We also assessed the response to administration of a 3rd dose of the mRNA vaccines (booster dose) in 13 patients, who received a booster dose at a medium of 6.8 months from completion of their initial vaccination series. A median level of increase in the spike protein antibody level of 200% was observed in this cohort (Fig. 1G).

Of all patients studied, three patients were identified who lacked measurable antibody response to vaccination (defined as level less than 50 AU/mL), one with CML on ponatinib, one with PV on ruxolitinib, and one with MPN-BP on ruxolitinib.

To date, limited data have been published with regards to outcomes of MPN patients diagnosed with Covid-19. One study demonstrated mortality of 28.6% in MPN patients diagnosed with Covid-19 at a median time of 9.5 days after diagnosis [5]. Mortality was highest in patients with MF (48%) and linked to discontinuation of ruxolitinib. Longer-term follow-up of MPN patients with Covid-19 infection has demonstrated that 40% of patients experience fatal and non-fatal events in the 6 months after initial infection [6]. Thus, preventing Covid-19 infection, particularly severe infection requiring hospitalization, is of great importance in patients with MPNs.
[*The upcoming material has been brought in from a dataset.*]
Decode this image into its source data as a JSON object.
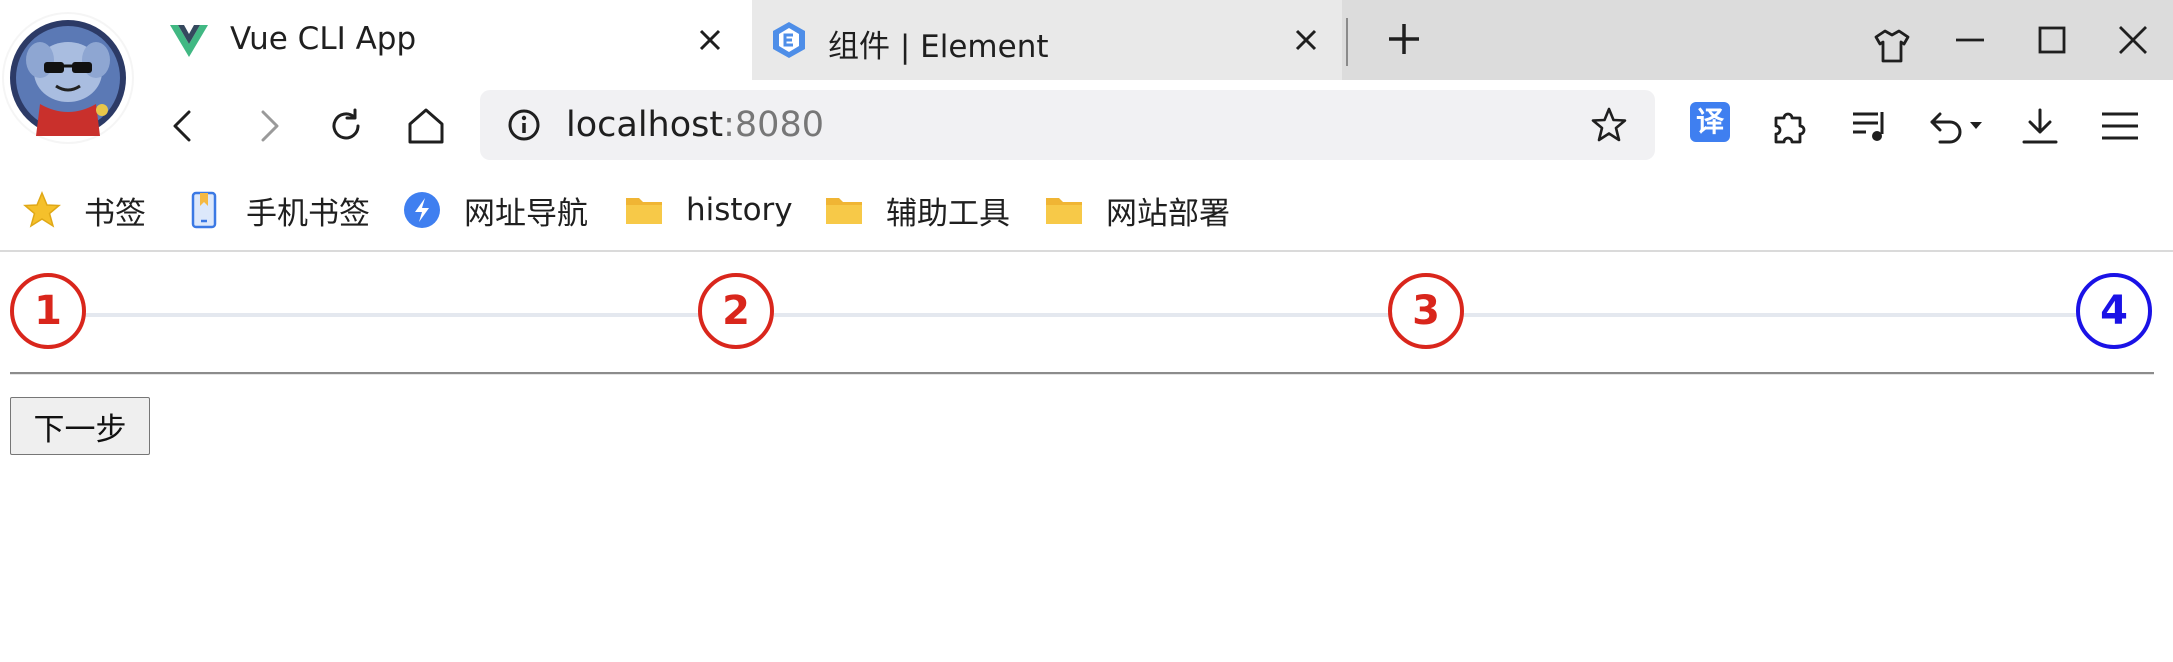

A prior study has examined seropositivity in patients with MPNs and MDS inoculated with ChAdOx1 nCoV-19 vaccine (AztraZeneca-Oxford) or a single dose of the BNT162b2 vaccine, which demonstrated that seroconversion in MPN and MDS patients was significantly lower when compared to health care worker controls (58% versus 97%) [7]. By contrast, our study focused on patients who received full (two doses) mRNA based vaccination as outlined by the EUA. The overwhelming majority of patients studied (71/74) developed measurable spike protein antibodies. While two patients who did not convert to seropositive were both treated with ruxolitinib, in both cases, there are potential confounding variables; one patient had previously received a PI3K delta inhibitor in addition to ruxolitinib, and the other patient had repeated systemic steroid exposure for treatment of sinusitis. While a trend toward lower spike-protein antibody levels was noted in MF patients on ruxolitinib in our cohort, overall seven of nine patients on ruxolitinib did develop detectable spike protein antibodies.

Limitations of our study include a relatively limited patient cohort, restricting our ability to determine potential distinct differences between MPN-directed treatments within each disease subgroup in regard to vaccination response.

We conclude that two doses of SARS-CoV-2 spike protein messenger RNA (mRNA) vaccine results in a high rate of seroconversion in MPN patients, including those treated with cytoreductive therapies. Additional analyses of patients in our cohort revealed that while antibody levels appear to decrease over time, a booster (3rd) dose of these vaccines was able to increase antibody levels in the majority. The degree of protection against Covid-19 afforded by the noted levels of antibody response remains unclear in this and other populations. Further studies of larger numbers of patients over an extended follow-up period are needed to determine the clinical impacts of seroconversion.